Origin of banking
It is believed that the word ‘bank’ is said to be derived from the word ‘banco’ or ‘bancus’ or ‘banque’ or ‘banc’. The meaning of these French words is BENCH. This is because in the earlier times the banking business was conducted on benches and by this the bench became the symbol of banking business and gradually gained the word bank. An interesting fact is that when a business failed during that period, the benches were broken and so the word ‘BANKRUPT’ came into fashion.
There are many such theories about the origin of banking and the above mentioned is just one of those theories.
According to the BANKING REGULATIONS ACT sec.5 (B) ‘banking’ has been defined as
“Accepting for the purpose of lending and investment, of deposits of money from public, repayable on demand, order or otherwise and withdraw able by cheque, draft order or otherwise.”
The definition points out the key function of a banker i.e. receiving deposits, lending or investing these deposits and repayment of the deposits on demand via the means possible. But the definition does not tell us about the subsidiary functions carried out by a banker.
Moreover, it should be remembered that a moneylender is not a banker because he doesn’t accepts deposits. He relies on his own sources and so he cannot be considered as a banker.

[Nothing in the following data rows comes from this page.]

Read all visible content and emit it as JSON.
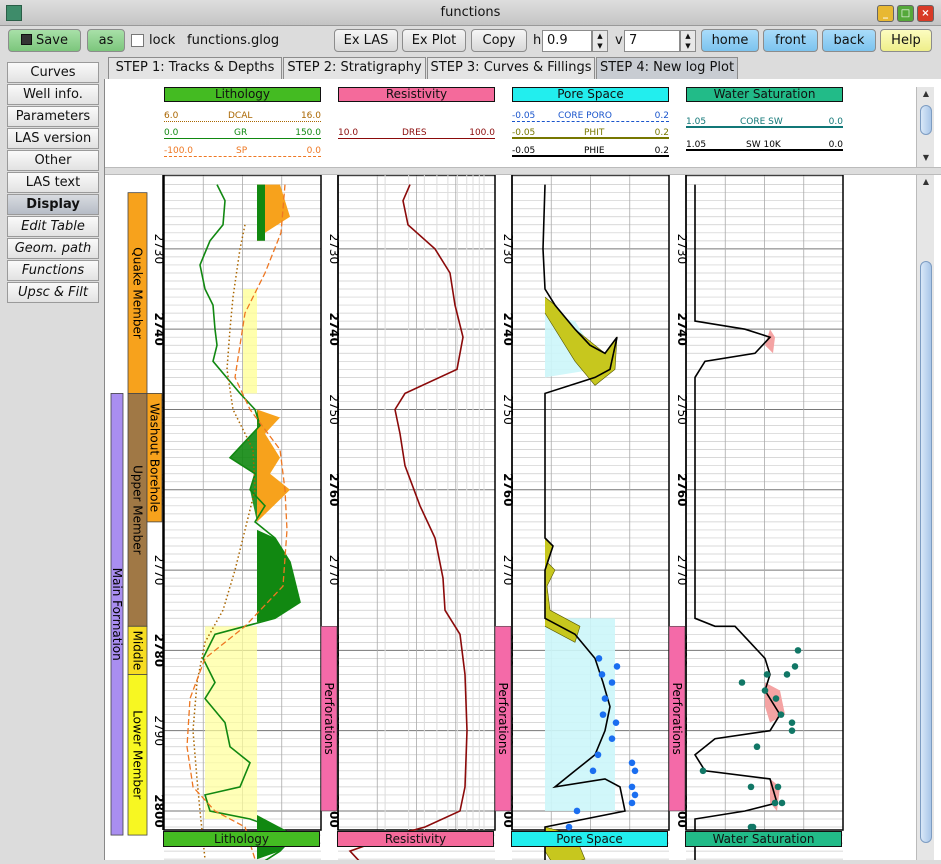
{
  "window": {
    "title": "functions"
  },
  "toolbar": {
    "save": "Save",
    "as": "as",
    "lock": "lock",
    "filename": "functions.glog",
    "ex_las": "Ex LAS",
    "ex_plot": "Ex Plot",
    "copy": "Copy",
    "h_label": "h",
    "h_value": "0.9",
    "v_label": "v",
    "v_value": "7",
    "home": "home",
    "front": "front",
    "back": "back",
    "help": "Help"
  },
  "sidebar": {
    "items": [
      {
        "label": "Curves"
      },
      {
        "label": "Well info."
      },
      {
        "label": "Parameters"
      },
      {
        "label": "LAS version"
      },
      {
        "label": "Other"
      },
      {
        "label": "LAS text"
      },
      {
        "label": "Display"
      },
      {
        "label": "Edit Table"
      },
      {
        "label": "Geom. path"
      },
      {
        "label": "Functions"
      },
      {
        "label": "Upsc & Filt"
      }
    ]
  },
  "tabs": [
    {
      "label": "STEP 1: Tracks & Depths"
    },
    {
      "label": "STEP 2: Stratigraphy"
    },
    {
      "label": "STEP 3: Curves & Fillings"
    },
    {
      "label": "STEP 4: New log Plot"
    }
  ],
  "tracks": {
    "lithology": {
      "title": "Lithology",
      "curves": [
        {
          "min": "6.0",
          "name": "DCAL",
          "max": "16.0"
        },
        {
          "min": "0.0",
          "name": "GR",
          "max": "150.0"
        },
        {
          "min": "-100.0",
          "name": "SP",
          "max": "0.0"
        }
      ]
    },
    "resistivity": {
      "title": "Resistivity",
      "curves": [
        {
          "min": "10.0",
          "name": "DRES",
          "max": "100.0"
        }
      ]
    },
    "pore": {
      "title": "Pore Space",
      "curves": [
        {
          "min": "-0.05",
          "name": "CORE PORO",
          "max": "0.2"
        },
        {
          "min": "-0.05",
          "name": "PHIT",
          "max": "0.2"
        },
        {
          "min": "-0.05",
          "name": "PHIE",
          "max": "0.2"
        }
      ]
    },
    "sw": {
      "title": "Water Saturation",
      "curves": [
        {
          "min": "1.05",
          "name": "CORE SW",
          "max": "0.0"
        },
        {
          "min": "1.05",
          "name": "SW 10K",
          "max": "0.0"
        }
      ]
    }
  },
  "depths": [
    "2730",
    "2740",
    "2750",
    "2760",
    "2770",
    "2780",
    "2790",
    "2800"
  ],
  "strat": {
    "main": "Main Formation",
    "quake": "Quake Member",
    "upper": "Upper Member",
    "middle": "Middle",
    "lower": "Lower Member",
    "washout": "Washout Borehole",
    "perf": "Perforations"
  },
  "colors": {
    "litho": "#44bb22",
    "resist": "#f46a9b",
    "pore": "#22eeee",
    "sw": "#22bb88",
    "gr": "#118811",
    "dcal": "#aa6600",
    "sp": "#ee7722",
    "dres": "#8b0a0a",
    "quake": "#f7a21c",
    "upper": "#a07845",
    "middle": "#f7dd22",
    "lower": "#f7f722",
    "main": "#a98ef0",
    "perf": "#f46aa8"
  }
}
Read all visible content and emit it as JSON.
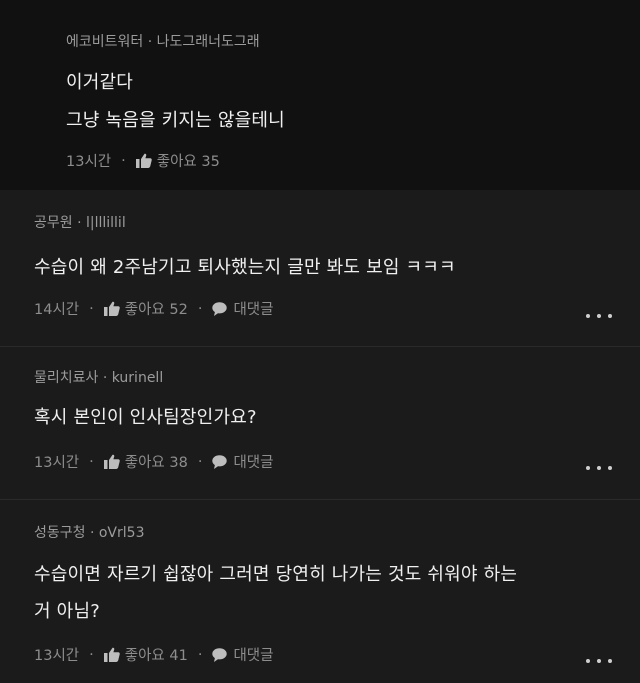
{
  "reply": {
    "author": "에코비트워터 · 나도그래너도그래",
    "lines": [
      "이거같다",
      "그냥 녹음을 키지는 않을테니"
    ],
    "time": "13시간",
    "like_label": "좋아요 35"
  },
  "comments": [
    {
      "author": "공무원 · l|lllillil",
      "lines": [
        "수습이 왜 2주남기고 퇴사했는지 글만 봐도 보임 ㅋㅋㅋ"
      ],
      "time": "14시간",
      "like_label": "좋아요 52",
      "reply_label": "대댓글"
    },
    {
      "author": "물리치료사 · kurinell",
      "lines": [
        "혹시 본인이 인사팀장인가요?"
      ],
      "time": "13시간",
      "like_label": "좋아요 38",
      "reply_label": "대댓글"
    },
    {
      "author": "성동구청 · oVrl53",
      "lines": [
        "수습이면 자르기 쉽잖아 그러면 당연히 나가는 것도 쉬워야 하는",
        "거 아님?"
      ],
      "time": "13시간",
      "like_label": "좋아요 41",
      "reply_label": "대댓글"
    }
  ],
  "separator": "·",
  "icons": {
    "like": "thumbs-up-icon",
    "reply": "speech-bubble-icon",
    "more": "more-dots-icon"
  },
  "colors": {
    "background": "#1b1b1b",
    "reply_background": "#111111",
    "primary_text": "#f0f0f0",
    "secondary_text": "#8d8d8d"
  }
}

If a firm accepts deposits then it can’t be termed as a bank because it should be remembered that it is not performing the function of lending money and so it is also not considered a bank.
Now let us look into the matter of customer of a bank. There are certain prerequisites that a customer should constitute, they are as follows:
- He must have some sort of an account.
- Even a single transaction may constitute him as a customer.
- The dealing must be of a banking nature.
- Frequency of transactions is anticipated but not insisted upon.